Il potenziale del mercato dell’energia solare è stato frenato dagli elevati costi di installazione e manutenzione dei sistemi solari fotovoltaici. La fornitura intermittente dell’energia solare, il basso ritorno sull’investimento dei sistemi solari fotovoltaici e la disponibilità di tecnologie meno costose per le energie rinnovabili, come quella eolica e la bioenergia, rappresentano una sfida per il mercato. Poiché le banche stanno finanziando progetti relativi a queste tecnologie collaudate, i fornitori di energia solare si trovano ad affrontare crescenti pressioni competitive.
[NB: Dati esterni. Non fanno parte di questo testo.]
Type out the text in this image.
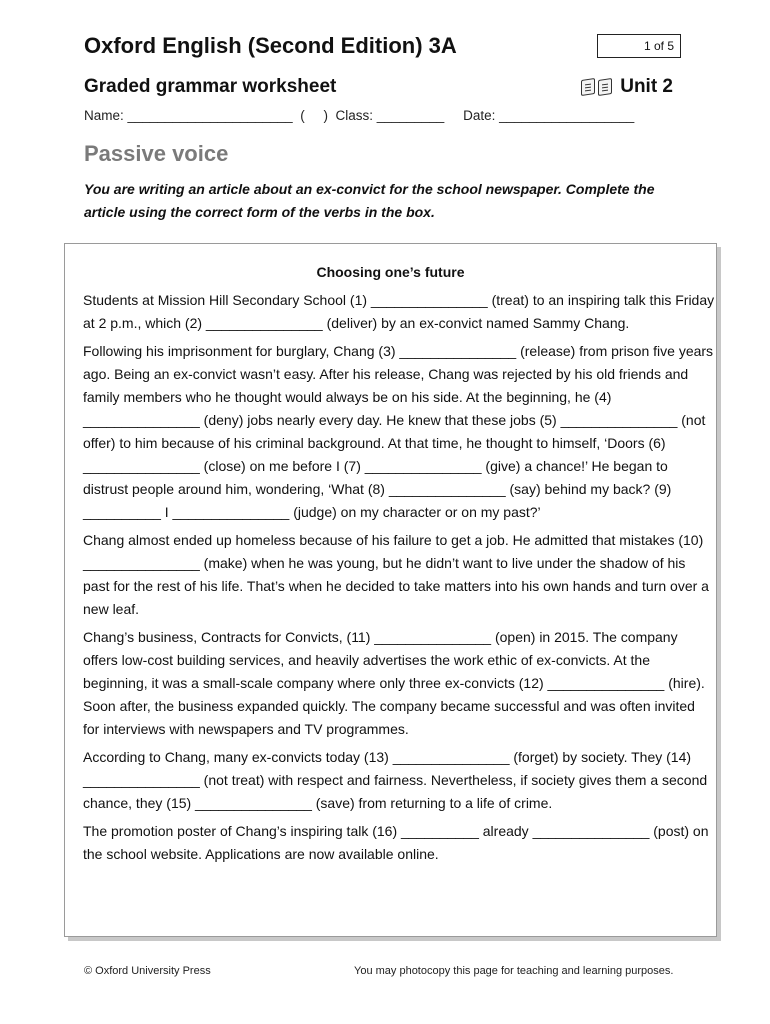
Oxford English (Second Edition) 3A	1 of 5
Graded grammar worksheet	Unit 2
Name: ______________________ (     ) Class: _________ Date: __________________
Passive voice
You are writing an article about an ex-convict for the school newspaper. Complete the article using the correct form of the verbs in the box.
Choosing one’s future

Students at Mission Hill Secondary School (1) _______________ (treat) to an inspiring talk this Friday at 2 p.m., which (2) _______________ (deliver) by an ex-convict named Sammy Chang.

Following his imprisonment for burglary, Chang (3) _______________ (release) from prison five years ago. Being an ex-convict wasn’t easy. After his release, Chang was rejected by his old friends and family members who he thought would always be on his side. At the beginning, he (4) _______________ (deny) jobs nearly every day. He knew that these jobs (5) _______________ (not offer) to him because of his criminal background. At that time, he thought to himself, ‘Doors (6) _______________ (close) on me before I (7) _______________ (give) a chance!’ He began to distrust people around him, wondering, ‘What (8) _______________ (say) behind my back? (9) __________ I _______________ (judge) on my character or on my past?’

Chang almost ended up homeless because of his failure to get a job. He admitted that mistakes (10) _______________ (make) when he was young, but he didn’t want to live under the shadow of his past for the rest of his life. That’s when he decided to take matters into his own hands and turn over a new leaf.

Chang’s business, Contracts for Convicts, (11) _______________ (open) in 2015. The company offers low-cost building services, and heavily advertises the work ethic of ex-convicts. At the beginning, it was a small-scale company where only three ex-convicts (12) _______________ (hire). Soon after, the business expanded quickly. The company became successful and was often invited for interviews with newspapers and TV programmes.

According to Chang, many ex-convicts today (13) _______________ (forget) by society. They (14) _______________ (not treat) with respect and fairness. Nevertheless, if society gives them a second chance, they (15) _______________ (save) from returning to a life of crime.

The promotion poster of Chang’s inspiring talk (16) __________ already _______________ (post) on the school website. Applications are now available online.

© Oxford University Press	You may photocopy this page for teaching and learning purposes.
Inoltre, la forte dipendenza dal sostegno governativo ha ostacolato lo sviluppo del mercato in alcuni casi in cui si è avuto il ritiro delle sovvenzioni o degli incentivi.
 
Elaborare normative severe per l’energia pulita e offrire sussidi adeguati al settore delle energie rinnovabili sarà essenziale - ha osservato Gunjan - Altrettanto importante sarà la chiarezza nelle linee guida relative agli incentivi per l’energia solare, in modo che gli sviluppatori dei progetti, gli investitori e i clienti non siano indotti in errore e possano prendere decisioni di investimento adeguate”.